A permanent run-up in gold, as long history has shown, means that the agents in the economy at large are suspicious of the way the predominant currency-issuer is conducting itself. There can be no doubt that if QE 3 happens, gold will power beyond its current near-record.
The economic results will not be satisfactory. However much stocks, mortgages, or what have you might be poked along by another round of quantitative easing, yet more capital, along with the mountain already there, will park itself on the sidelines—in gold—in the wait for sound-money policy from the Fed. QE after QE, coupled by persistent proud ignorance from the Fed about gold, is one way this nation can enter long-term decline.
Books on the topic discussed in this essay may be found in The Imaginative Conservative Bookstore. Originally published at Forbes.com the essay is reprinted here with gracious permission of Brian Domitrovic.
“Read that closely: taxes and spending can bear us along to recovery. This from the Fed Chairman. We sure all are Keynesians now.”
Of course. Why wouldn’t we be? New Keynesian economics co-opted all the portions of monetarism that were not invalidated by the experiences of the 1980s. The only other mainstream alternative – Real Business Cycle theory – more or less held that monetary policy is irrelevant, which probably isn’t the attitude you want in a Fed chief. What’s more, it has been quite thoroughly invalidated by experience.
That is because there are no fundamentals that make sense, given its movements. The low real interest rates should allow for higher gold prices, other things equal, just as the low to negative real interest rates of the late 1970s made for high gold prices. But it went quite a bit beyond that now.
“There was the period of too low, too long interest rates that stoked the housing bubble, and then the quantitative easings of the recession period.”

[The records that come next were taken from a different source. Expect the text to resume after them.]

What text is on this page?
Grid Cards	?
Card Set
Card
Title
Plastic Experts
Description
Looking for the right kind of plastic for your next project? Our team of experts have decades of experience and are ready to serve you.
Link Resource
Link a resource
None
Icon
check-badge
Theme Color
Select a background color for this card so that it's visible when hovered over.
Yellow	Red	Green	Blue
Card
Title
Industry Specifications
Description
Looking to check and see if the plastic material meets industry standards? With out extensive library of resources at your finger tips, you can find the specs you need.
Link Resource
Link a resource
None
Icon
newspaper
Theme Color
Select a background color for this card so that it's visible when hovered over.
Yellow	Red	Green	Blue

Yes, low interest rates increase the price of assets, other things equal. In keeping with Vernon Smith’s research, this can propel irrational price bubbles due to the possibility of continuing capital gains.
“A permanent run-up in gold, as long history has shown, means that the agents in the economy at large are suspicious of the way the predominant currency-issuer is conducting itself. There can be no doubt that if QE 3 happens, gold will power beyond its current near-record.”
Asset prices in general, but the effect will be more psychological than actual. The tiny movements in long term interest rates are quite a bit out of sync with the fluctuations in asset prices that accompany QE. It would seem to be the effect that QE has on the attitudes of actors in particular financial areas.
“The economic results will not be satisfactory. However much stocks, mortgages, or what have you might be poked along by another round of quantitative easing, yet more capital, along with the mountain already there, will park itself on the sidelines—in gold—in the wait for sound-money policy from the Fed. QE after QE, coupled by persistent proud ignorance from the Fed about gold, is one way this nation can enter long-term decline.”
I think you’re mistaking the creation of reserves holdings of assets like gold on the part of private actors. And you haven’t made the case that this somehow contributes to national decline.
Prolonged recession – that contributes to decline. One can be a conservative and embrace the realities of Keynesian economics.